Development of a Novel Bioluminescence Pyrophosphate Assay for the High-Sensitivity Detection of Hepatitis B Virus

Abstract

The transmission of bloodborne viruses through transfusion remains a major blood supply–related safety concern, with hepatitis B virus (HBV), hepatitis C virus (HCV), and human immunodeficiency virus (HIV) being the most important pathogens in this context. Real-time bioluminescent pyrophosphate testing has been developed as a means of readily detecting bacterial cells within particular sample types without requiring the use of expensive or complex instrumentation.
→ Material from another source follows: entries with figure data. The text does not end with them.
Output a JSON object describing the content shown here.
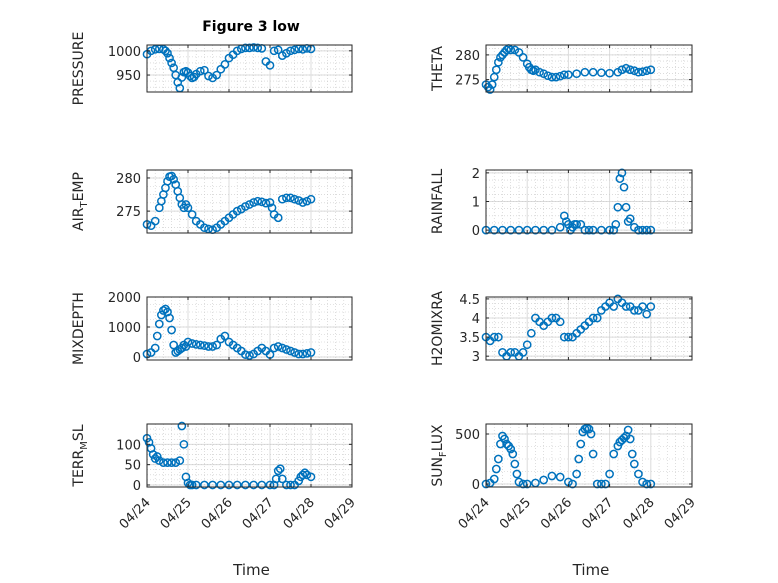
{
  "figure_title": "Figure 3 low",
  "marker_color": "#0072bd",
  "chart_data": [
    {
      "type": "scatter",
      "title": "Figure 3 low",
      "ylabel": "PRESSURE",
      "xlabel": "",
      "xlim": [
        0,
        5
      ],
      "ylim": [
        915,
        1012
      ],
      "yticks": [
        950,
        1000
      ],
      "xticklabels": [],
      "grid": true,
      "x": [
        0.0,
        0.1,
        0.2,
        0.3,
        0.4,
        0.45,
        0.5,
        0.55,
        0.6,
        0.65,
        0.7,
        0.75,
        0.8,
        0.85,
        0.9,
        0.95,
        1.0,
        1.05,
        1.1,
        1.15,
        1.2,
        1.3,
        1.4,
        1.5,
        1.6,
        1.7,
        1.8,
        1.9,
        2.0,
        2.1,
        2.2,
        2.3,
        2.4,
        2.5,
        2.6,
        2.7,
        2.8,
        2.9,
        3.0,
        3.1,
        3.2,
        3.3,
        3.4,
        3.5,
        3.6,
        3.7,
        3.8,
        3.9,
        4.0
      ],
      "y": [
        993,
        1000,
        1003,
        1004,
        1003,
        1000,
        995,
        985,
        975,
        965,
        950,
        935,
        923,
        945,
        956,
        958,
        955,
        948,
        944,
        946,
        952,
        958,
        960,
        948,
        944,
        950,
        962,
        972,
        985,
        992,
        1000,
        1004,
        1006,
        1006,
        1007,
        1006,
        1005,
        978,
        970,
        1000,
        1002,
        990,
        995,
        1000,
        1002,
        1004,
        1003,
        1005,
        1004
      ]
    },
    {
      "type": "scatter",
      "title": "",
      "ylabel": "THETA",
      "xlabel": "",
      "xlim": [
        0,
        5
      ],
      "ylim": [
        272.5,
        282
      ],
      "yticks": [
        275,
        280
      ],
      "xticklabels": [],
      "grid": true,
      "x": [
        0.0,
        0.05,
        0.1,
        0.15,
        0.2,
        0.25,
        0.3,
        0.35,
        0.4,
        0.45,
        0.5,
        0.55,
        0.6,
        0.7,
        0.8,
        0.9,
        1.0,
        1.05,
        1.1,
        1.15,
        1.2,
        1.3,
        1.4,
        1.5,
        1.6,
        1.7,
        1.8,
        1.9,
        2.0,
        2.2,
        2.4,
        2.6,
        2.8,
        3.0,
        3.2,
        3.3,
        3.4,
        3.5,
        3.6,
        3.7,
        3.8,
        3.9,
        4.0
      ],
      "y": [
        274,
        273.5,
        273,
        274,
        275.5,
        277,
        278.5,
        279.5,
        280,
        280.5,
        281,
        281.3,
        281,
        281,
        280.5,
        279.5,
        278.2,
        277.5,
        277,
        276.8,
        277,
        276.5,
        276.2,
        275.8,
        275.5,
        275.5,
        275.7,
        276,
        276,
        276.2,
        276.5,
        276.5,
        276.4,
        276.3,
        276.5,
        277,
        277.3,
        277,
        276.8,
        276.5,
        276.6,
        276.8,
        277
      ]
    },
    {
      "type": "scatter",
      "title": "",
      "ylabel": "AIR_TEMP",
      "ylabel_main": "AIR",
      "ylabel_sub": "T",
      "ylabel_end": "EMP",
      "xlabel": "",
      "xlim": [
        0,
        5
      ],
      "ylim": [
        271.7,
        281.2
      ],
      "yticks": [
        275,
        280
      ],
      "xticklabels": [],
      "grid": true,
      "x": [
        0.0,
        0.1,
        0.2,
        0.3,
        0.35,
        0.4,
        0.45,
        0.5,
        0.55,
        0.6,
        0.65,
        0.7,
        0.75,
        0.8,
        0.85,
        0.9,
        0.95,
        1.0,
        1.1,
        1.2,
        1.3,
        1.4,
        1.5,
        1.6,
        1.7,
        1.8,
        1.9,
        2.0,
        2.1,
        2.2,
        2.3,
        2.4,
        2.5,
        2.6,
        2.7,
        2.8,
        2.9,
        3.0,
        3.05,
        3.1,
        3.2,
        3.3,
        3.4,
        3.5,
        3.6,
        3.7,
        3.8,
        3.9,
        4.0
      ],
      "y": [
        273,
        272.8,
        273.5,
        275.5,
        276.5,
        277.5,
        278.5,
        279.5,
        280.2,
        280.3,
        279.8,
        279,
        278,
        277,
        276,
        275.5,
        276,
        275.5,
        274.5,
        273.5,
        273,
        272.5,
        272.3,
        272.2,
        272.5,
        273,
        273.5,
        274,
        274.5,
        275,
        275.3,
        275.7,
        276,
        276.3,
        276.5,
        276.4,
        276.2,
        276.3,
        275.5,
        274.5,
        274,
        276.8,
        277,
        277,
        276.8,
        276.6,
        276.3,
        276.5,
        276.8
      ]
    },
    {
      "type": "scatter",
      "title": "",
      "ylabel": "RAINFALL",
      "xlabel": "",
      "xlim": [
        0,
        5
      ],
      "ylim": [
        -0.1,
        2.1
      ],
      "yticks": [
        0,
        1,
        2
      ],
      "xticklabels": [],
      "grid": true,
      "x": [
        0.0,
        0.2,
        0.4,
        0.6,
        0.8,
        1.0,
        1.2,
        1.4,
        1.6,
        1.8,
        1.9,
        1.95,
        2.0,
        2.05,
        2.1,
        2.15,
        2.2,
        2.3,
        2.4,
        2.5,
        2.6,
        2.8,
        3.0,
        3.1,
        3.15,
        3.2,
        3.25,
        3.3,
        3.35,
        3.4,
        3.45,
        3.5,
        3.6,
        3.7,
        3.8,
        3.9,
        4.0
      ],
      "y": [
        0,
        0,
        0,
        0,
        0,
        0,
        0,
        0,
        0,
        0.1,
        0.5,
        0.3,
        0.2,
        0,
        0.1,
        0.2,
        0.2,
        0.2,
        0,
        0,
        0,
        0,
        0,
        0,
        0.2,
        0.8,
        1.8,
        2.0,
        1.5,
        0.8,
        0.3,
        0.4,
        0.1,
        0,
        0,
        0,
        0
      ]
    },
    {
      "type": "scatter",
      "title": "",
      "ylabel": "MIXDEPTH",
      "xlabel": "",
      "xlim": [
        0,
        5
      ],
      "ylim": [
        -100,
        2000
      ],
      "yticks": [
        0,
        1000,
        2000
      ],
      "xticklabels": [],
      "grid": true,
      "x": [
        0.0,
        0.1,
        0.2,
        0.25,
        0.3,
        0.35,
        0.4,
        0.45,
        0.5,
        0.55,
        0.6,
        0.65,
        0.7,
        0.75,
        0.8,
        0.85,
        0.9,
        0.95,
        1.0,
        1.1,
        1.2,
        1.3,
        1.4,
        1.5,
        1.6,
        1.7,
        1.8,
        1.9,
        2.0,
        2.1,
        2.2,
        2.3,
        2.4,
        2.5,
        2.6,
        2.7,
        2.8,
        2.9,
        3.0,
        3.1,
        3.2,
        3.3,
        3.4,
        3.5,
        3.6,
        3.7,
        3.8,
        3.9,
        4.0
      ],
      "y": [
        100,
        150,
        300,
        700,
        1100,
        1400,
        1550,
        1600,
        1500,
        1300,
        900,
        400,
        150,
        200,
        250,
        300,
        400,
        350,
        500,
        450,
        420,
        400,
        380,
        350,
        350,
        400,
        600,
        700,
        500,
        400,
        300,
        200,
        80,
        50,
        100,
        200,
        300,
        200,
        80,
        300,
        350,
        300,
        250,
        200,
        150,
        100,
        100,
        120,
        150
      ]
    },
    {
      "type": "scatter",
      "title": "",
      "ylabel": "H2OMIXRA",
      "xlabel": "",
      "xlim": [
        0,
        5
      ],
      "ylim": [
        2.9,
        4.55
      ],
      "yticks": [
        3,
        3.5,
        4,
        4.5
      ],
      "xticklabels": [],
      "grid": true,
      "x": [
        0.0,
        0.1,
        0.2,
        0.3,
        0.4,
        0.5,
        0.6,
        0.7,
        0.8,
        0.9,
        1.0,
        1.1,
        1.2,
        1.3,
        1.4,
        1.5,
        1.6,
        1.7,
        1.8,
        1.9,
        2.0,
        2.1,
        2.2,
        2.3,
        2.4,
        2.5,
        2.6,
        2.7,
        2.8,
        2.9,
        3.0,
        3.1,
        3.2,
        3.3,
        3.4,
        3.5,
        3.6,
        3.7,
        3.8,
        3.9,
        4.0
      ],
      "y": [
        3.5,
        3.4,
        3.5,
        3.5,
        3.1,
        3.0,
        3.1,
        3.1,
        3.0,
        3.1,
        3.3,
        3.6,
        4.0,
        3.9,
        3.8,
        3.9,
        4.0,
        4.0,
        3.9,
        3.5,
        3.5,
        3.5,
        3.6,
        3.7,
        3.8,
        3.9,
        4.0,
        4.0,
        4.2,
        4.3,
        4.4,
        4.3,
        4.5,
        4.4,
        4.3,
        4.3,
        4.2,
        4.2,
        4.3,
        4.1,
        4.3
      ]
    },
    {
      "type": "scatter",
      "title": "",
      "ylabel": "TERR_MSL",
      "ylabel_main": "TERR",
      "ylabel_sub": "M",
      "ylabel_end": "SL",
      "xlabel": "Time",
      "xlim": [
        0,
        5
      ],
      "ylim": [
        -5,
        150
      ],
      "yticks": [
        0,
        50,
        100
      ],
      "xticklabels": [
        "04/24",
        "04/25",
        "04/26",
        "04/27",
        "04/28",
        "04/29"
      ],
      "grid": true,
      "x": [
        0.0,
        0.05,
        0.1,
        0.15,
        0.2,
        0.25,
        0.3,
        0.4,
        0.5,
        0.6,
        0.7,
        0.8,
        0.85,
        0.9,
        0.95,
        1.0,
        1.05,
        1.1,
        1.2,
        1.4,
        1.6,
        1.8,
        2.0,
        2.2,
        2.4,
        2.6,
        2.8,
        3.0,
        3.1,
        3.15,
        3.2,
        3.25,
        3.3,
        3.4,
        3.5,
        3.6,
        3.7,
        3.75,
        3.8,
        3.85,
        3.9,
        4.0
      ],
      "y": [
        115,
        105,
        90,
        75,
        65,
        70,
        60,
        55,
        55,
        55,
        55,
        60,
        145,
        100,
        20,
        5,
        0,
        0,
        0,
        0,
        0,
        0,
        0,
        0,
        0,
        0,
        0,
        0,
        0,
        15,
        35,
        40,
        15,
        0,
        0,
        0,
        10,
        20,
        25,
        30,
        25,
        20
      ]
    },
    {
      "type": "scatter",
      "title": "",
      "ylabel": "SUN_FLUX",
      "ylabel_main": "SUN",
      "ylabel_sub": "F",
      "ylabel_end": "LUX",
      "xlabel": "Time",
      "xlim": [
        0,
        5
      ],
      "ylim": [
        -30,
        600
      ],
      "yticks": [
        0,
        500
      ],
      "xticklabels": [
        "04/24",
        "04/25",
        "04/26",
        "04/27",
        "04/28",
        "04/29"
      ],
      "grid": true,
      "x": [
        0.0,
        0.1,
        0.2,
        0.25,
        0.3,
        0.35,
        0.4,
        0.45,
        0.5,
        0.55,
        0.6,
        0.65,
        0.7,
        0.75,
        0.8,
        0.9,
        1.0,
        1.2,
        1.4,
        1.6,
        1.8,
        2.0,
        2.1,
        2.2,
        2.25,
        2.3,
        2.35,
        2.4,
        2.45,
        2.5,
        2.55,
        2.6,
        2.7,
        2.8,
        2.9,
        3.0,
        3.1,
        3.2,
        3.25,
        3.3,
        3.35,
        3.4,
        3.45,
        3.5,
        3.55,
        3.6,
        3.7,
        3.8,
        3.9,
        4.0
      ],
      "y": [
        0,
        10,
        50,
        150,
        250,
        400,
        480,
        450,
        400,
        380,
        350,
        300,
        200,
        100,
        20,
        0,
        0,
        10,
        40,
        80,
        70,
        20,
        0,
        100,
        250,
        400,
        520,
        550,
        560,
        550,
        500,
        300,
        0,
        0,
        0,
        100,
        300,
        380,
        420,
        440,
        460,
        480,
        540,
        450,
        300,
        200,
        100,
        20,
        0,
        0
      ]
    }
  ]
}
The sensitivity of this approach, however, is often limited such that it is not compatible with many potential applications. In this study, we sought to overcome the limitations of this pyrophosphate bioluminescent assay format by using 2-deoxyadenosine-5-(α-thio)-triphosphate (dATPαS) in place of dATP for PCR amplification, thereby dramatically reducing background signal levels. We leveraged this combination PCR and bioluminescent pyrophosphate assay approach to facilitate HBV detection. This assay yielded a limit of detection of 500 copies/mL, making it more sensitive than traditional bioluminescent assays, about 1000 times more sensitive than that of PCR product analysis by agarose gel electrophoresis, and roughly as sensitive as qPCR as a means of detecting viral DNA. We then used this assay to analyze 100 serum samples, with qPCR being used for result validation. The assay required 100 min to complete, and was able to detect as few as 500 copies/mL of viral DNA. Overall, our approach was rapid, sensitive, and simple, enabling users to readily detect HBV in a reliable and efficient manner.